Andréia não deu tempo para que Gustavo refletisse sobre o plano. Pegou as chaves do carro no bolso da calça de Hélio e ligou o carro.
- Cave logo a merda do buraco, caralho! – gritou, dando ré.
Gustavo ficou alguns minutos pensando. Depois se levantou e procurou a pá no depósito. Vasculhou o terreno. Encontrou um bom lugar no fundo da chácara, fácil de cavar, a terra bastante fofa.
Andréia voltou cerca de duas horas depois, suada. Gustavo também estava ensopado de suor, pelo exercício pesado. Calculou que levaria mais uma hora cavando e resolveu fazer uma pausa para fumar. Andréia andou até o lado da cova, se abaixou e acendeu também um cigarro. Se olharam em silêncio.
Cavar um buraco. Enterrar dois corpos. Não é o tipo de coisa que se faz todo dia. Gustavo não agüentava mais cavar. Fazia um esforço sobre-humano para continuar. Depois de tirar a última pá de terra, deitou do lado de fora do buraco para descansar.
- Acabei!
- Você cavou rápido.
- A terra era meio fofa. Mas estou só o pó, e com bolhas nas mãos.
- Ainda precisamos arrastá-los e depois cobrir com a terra. Mas nisso eu posso te ajudar.
- Preciso de água.
Gustavo pegou a garrafa de água na geladeira e foi para a varanda. Observava a paisagem. Desejava poder apreciá-la em outra situação, menos caótica. Bebeu um longo gole no bico da garrafa. Ouviu Andréia se aproximando.
- Está um dia bonito – disse Gustavo se virando para Andréia.
- Verdade. Não está um dia bom para morrer.
- Acho que gostaria de morrer em um dia bonito.
- Que bom! Assim você não vai ficar triste.
Andréia empunhava a arma, só agora havia percebido. Apontava para ele. Antes que Gustavo pudesse reagir, ouviu dois disparos. Ainda em pé, colocou a garrafa sobre a mureta. Não sentiu dor nenhuma, nem sabia se havia sido atingido. Levou as mãos ao peito. Estavam vermelhas. Ela não errou. Caiu de joelhos em seguida. Sentiu o sangue saindo de seu corpo, escorrer pelo chão e empapar sua camisa. Viu Andréia se aproximar e dizer alguma coisa. Sentiu ela erguer seu braço, e, segurando os dedos de sua mão sem vida, fazer um arranhão na pele dela. Em seguida, com as unhas compridas e bem-feitas, arranhou profundamente o rosto de Gustavo.

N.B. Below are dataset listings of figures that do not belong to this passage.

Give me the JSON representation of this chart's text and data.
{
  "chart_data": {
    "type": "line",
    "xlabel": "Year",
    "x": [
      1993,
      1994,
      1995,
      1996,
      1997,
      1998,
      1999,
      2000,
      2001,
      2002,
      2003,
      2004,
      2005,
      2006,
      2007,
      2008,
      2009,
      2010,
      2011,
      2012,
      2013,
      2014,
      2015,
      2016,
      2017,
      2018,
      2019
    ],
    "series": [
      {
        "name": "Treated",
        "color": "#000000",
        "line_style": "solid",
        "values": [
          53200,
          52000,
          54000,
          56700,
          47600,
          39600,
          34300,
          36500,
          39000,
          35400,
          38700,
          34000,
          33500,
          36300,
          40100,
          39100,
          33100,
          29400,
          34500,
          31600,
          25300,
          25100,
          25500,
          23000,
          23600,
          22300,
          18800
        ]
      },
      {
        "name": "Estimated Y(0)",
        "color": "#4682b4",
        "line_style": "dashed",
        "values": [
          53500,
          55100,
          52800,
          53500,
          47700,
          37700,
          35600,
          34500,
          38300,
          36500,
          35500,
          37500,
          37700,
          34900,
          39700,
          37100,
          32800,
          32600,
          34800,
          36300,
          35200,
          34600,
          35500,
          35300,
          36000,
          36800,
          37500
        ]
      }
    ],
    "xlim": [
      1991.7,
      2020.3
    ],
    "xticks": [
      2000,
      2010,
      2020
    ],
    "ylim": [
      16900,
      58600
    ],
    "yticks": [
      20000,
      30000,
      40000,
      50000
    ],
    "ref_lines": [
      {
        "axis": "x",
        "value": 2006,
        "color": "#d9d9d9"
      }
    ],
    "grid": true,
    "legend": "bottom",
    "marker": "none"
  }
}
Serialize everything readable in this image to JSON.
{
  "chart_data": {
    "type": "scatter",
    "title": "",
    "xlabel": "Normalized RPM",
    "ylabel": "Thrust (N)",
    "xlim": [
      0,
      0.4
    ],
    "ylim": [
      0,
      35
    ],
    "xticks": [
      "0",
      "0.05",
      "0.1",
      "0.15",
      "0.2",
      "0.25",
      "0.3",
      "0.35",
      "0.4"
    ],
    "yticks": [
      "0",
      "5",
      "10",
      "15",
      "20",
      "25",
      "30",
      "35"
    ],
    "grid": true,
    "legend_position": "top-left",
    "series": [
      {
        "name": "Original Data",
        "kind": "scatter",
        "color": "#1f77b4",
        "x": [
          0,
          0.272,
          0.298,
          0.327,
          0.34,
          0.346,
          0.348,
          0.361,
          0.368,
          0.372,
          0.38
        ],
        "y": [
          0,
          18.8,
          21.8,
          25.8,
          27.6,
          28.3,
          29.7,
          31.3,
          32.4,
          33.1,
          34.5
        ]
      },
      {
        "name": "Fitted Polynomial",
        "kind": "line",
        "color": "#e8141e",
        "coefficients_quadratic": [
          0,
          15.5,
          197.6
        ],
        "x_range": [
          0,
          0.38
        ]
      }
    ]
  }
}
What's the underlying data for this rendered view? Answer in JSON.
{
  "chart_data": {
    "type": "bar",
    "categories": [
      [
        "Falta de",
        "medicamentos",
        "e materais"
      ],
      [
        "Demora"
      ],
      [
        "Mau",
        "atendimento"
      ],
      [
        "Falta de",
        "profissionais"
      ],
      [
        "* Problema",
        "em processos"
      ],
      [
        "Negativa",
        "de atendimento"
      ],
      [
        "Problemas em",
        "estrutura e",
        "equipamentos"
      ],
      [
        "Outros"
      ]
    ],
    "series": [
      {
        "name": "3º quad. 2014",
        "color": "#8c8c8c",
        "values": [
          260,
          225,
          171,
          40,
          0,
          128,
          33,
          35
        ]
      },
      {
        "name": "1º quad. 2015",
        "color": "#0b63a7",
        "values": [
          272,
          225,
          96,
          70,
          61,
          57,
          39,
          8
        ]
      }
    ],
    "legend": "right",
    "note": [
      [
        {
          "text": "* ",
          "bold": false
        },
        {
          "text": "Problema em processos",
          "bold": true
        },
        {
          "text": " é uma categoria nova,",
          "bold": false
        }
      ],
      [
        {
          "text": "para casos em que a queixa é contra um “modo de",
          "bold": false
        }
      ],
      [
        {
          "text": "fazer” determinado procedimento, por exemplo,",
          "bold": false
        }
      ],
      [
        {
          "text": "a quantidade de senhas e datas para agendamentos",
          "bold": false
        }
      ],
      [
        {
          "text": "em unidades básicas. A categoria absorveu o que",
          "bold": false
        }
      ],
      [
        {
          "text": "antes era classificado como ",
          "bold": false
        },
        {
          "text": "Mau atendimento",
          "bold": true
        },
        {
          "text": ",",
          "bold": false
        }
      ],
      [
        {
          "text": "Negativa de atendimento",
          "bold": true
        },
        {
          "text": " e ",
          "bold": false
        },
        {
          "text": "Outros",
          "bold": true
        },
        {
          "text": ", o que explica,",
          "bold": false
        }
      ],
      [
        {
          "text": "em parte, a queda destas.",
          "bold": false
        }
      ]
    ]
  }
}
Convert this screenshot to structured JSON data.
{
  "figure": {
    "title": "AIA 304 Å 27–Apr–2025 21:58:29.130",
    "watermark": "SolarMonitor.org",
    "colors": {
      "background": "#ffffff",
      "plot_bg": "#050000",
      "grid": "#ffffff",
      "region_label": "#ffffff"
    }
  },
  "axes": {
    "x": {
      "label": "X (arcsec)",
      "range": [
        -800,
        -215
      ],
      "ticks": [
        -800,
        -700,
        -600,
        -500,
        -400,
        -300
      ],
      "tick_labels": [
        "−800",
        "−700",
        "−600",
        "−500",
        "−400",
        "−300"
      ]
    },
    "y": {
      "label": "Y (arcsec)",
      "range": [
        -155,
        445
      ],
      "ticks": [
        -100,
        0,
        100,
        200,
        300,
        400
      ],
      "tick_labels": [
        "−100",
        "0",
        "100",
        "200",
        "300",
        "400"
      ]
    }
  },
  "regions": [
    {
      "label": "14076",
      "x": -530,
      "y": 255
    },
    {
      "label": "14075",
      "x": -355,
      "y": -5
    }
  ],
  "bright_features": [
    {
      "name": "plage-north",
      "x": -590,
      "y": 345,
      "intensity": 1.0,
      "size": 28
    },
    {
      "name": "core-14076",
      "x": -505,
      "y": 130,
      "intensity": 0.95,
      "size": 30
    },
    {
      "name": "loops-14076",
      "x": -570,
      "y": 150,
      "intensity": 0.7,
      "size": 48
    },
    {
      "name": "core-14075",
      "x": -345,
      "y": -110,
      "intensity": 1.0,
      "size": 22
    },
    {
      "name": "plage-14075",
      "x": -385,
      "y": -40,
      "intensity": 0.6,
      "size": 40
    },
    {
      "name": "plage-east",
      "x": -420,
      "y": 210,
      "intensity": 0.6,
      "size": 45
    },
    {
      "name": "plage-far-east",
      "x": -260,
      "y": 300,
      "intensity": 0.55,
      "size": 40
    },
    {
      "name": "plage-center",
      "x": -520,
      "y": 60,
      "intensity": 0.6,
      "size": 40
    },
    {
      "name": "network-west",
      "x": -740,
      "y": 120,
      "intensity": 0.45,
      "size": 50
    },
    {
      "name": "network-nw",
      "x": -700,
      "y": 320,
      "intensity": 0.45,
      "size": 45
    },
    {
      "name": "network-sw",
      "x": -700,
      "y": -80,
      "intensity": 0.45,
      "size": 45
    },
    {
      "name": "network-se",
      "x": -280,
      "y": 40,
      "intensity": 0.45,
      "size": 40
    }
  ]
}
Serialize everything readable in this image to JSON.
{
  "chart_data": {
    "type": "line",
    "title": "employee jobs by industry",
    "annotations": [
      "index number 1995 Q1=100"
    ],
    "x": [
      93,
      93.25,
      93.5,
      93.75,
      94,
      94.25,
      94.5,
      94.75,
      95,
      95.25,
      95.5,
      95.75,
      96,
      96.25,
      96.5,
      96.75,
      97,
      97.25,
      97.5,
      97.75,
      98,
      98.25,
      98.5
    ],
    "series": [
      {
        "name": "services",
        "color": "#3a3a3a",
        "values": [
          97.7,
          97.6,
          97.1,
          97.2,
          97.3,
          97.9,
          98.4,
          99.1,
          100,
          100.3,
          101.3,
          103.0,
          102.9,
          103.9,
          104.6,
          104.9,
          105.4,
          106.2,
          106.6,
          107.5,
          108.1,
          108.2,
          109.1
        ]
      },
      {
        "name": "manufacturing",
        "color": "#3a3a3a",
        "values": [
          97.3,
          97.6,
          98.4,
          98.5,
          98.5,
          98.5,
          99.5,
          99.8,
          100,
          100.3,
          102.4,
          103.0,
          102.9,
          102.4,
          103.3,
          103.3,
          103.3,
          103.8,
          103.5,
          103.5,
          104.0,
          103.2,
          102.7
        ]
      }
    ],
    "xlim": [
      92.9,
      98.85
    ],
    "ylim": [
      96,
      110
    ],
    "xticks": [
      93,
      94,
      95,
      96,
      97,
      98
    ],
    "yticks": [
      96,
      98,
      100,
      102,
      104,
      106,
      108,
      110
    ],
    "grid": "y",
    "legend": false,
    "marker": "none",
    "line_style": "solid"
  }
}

Agora ele sabia. Sabia exatamente onde havia errado. Tudo havia sido planejado, desde o convite para a viagem. Gustavo havia seguido exatamente o plano de Andréia, sem saber. Talvez ela quisesse ficar com o dinheiro do marido. Ou talvez tenha decidido matá-lo quando descobriu a traição com Regina. E, obviamente, ela não a executaria mesma o plano de assassínio do marido, ou da amante. Andréia era uma mulher inteligente e sabia que o assassinato, puro e simples, seria muito óbvio. Para a polícia não seria tão difícil chegar até ela. Ela teceu um plano, onde acabaria com o marido e amante de uma só vez. Ele era seu bode expiatório. Toda a história surgiu à mente de Gustavo, de uma só vez. Quando ela arranhou seu rosto ele percebeu tudo.
Eram de marcas de uma luta. A luta entre um louco assassino e uma mulher indefesa. Depois de fazer o seu exercício matinal, a mulher voltou para casa. Encontrou os corpos do marido e da amiga. Antes que pudesse fazer qualquer coisa, fora subjugada pelo amigo enfurecido. Sabia que seria morta também. Temendo por sua vida, a mulher luta contra o assassino, desesperadamente. Consegue lhe roubar a arma em um golpe de sorte e disparar duas vezes contra ele.
Gustavo ainda ouviu Andréia derrubar vários objetos pela casa, mais provas da luta que havia acontecido. E então Gustavo não viu e nem ouviu mais nada. Havia morrido personagem de um plano que não sabia fazer parte. Não viu Andréia deixar cair a arma ao lado de seu corpo, e sair correndo à cidade pedir socorro. Ó Wal!!!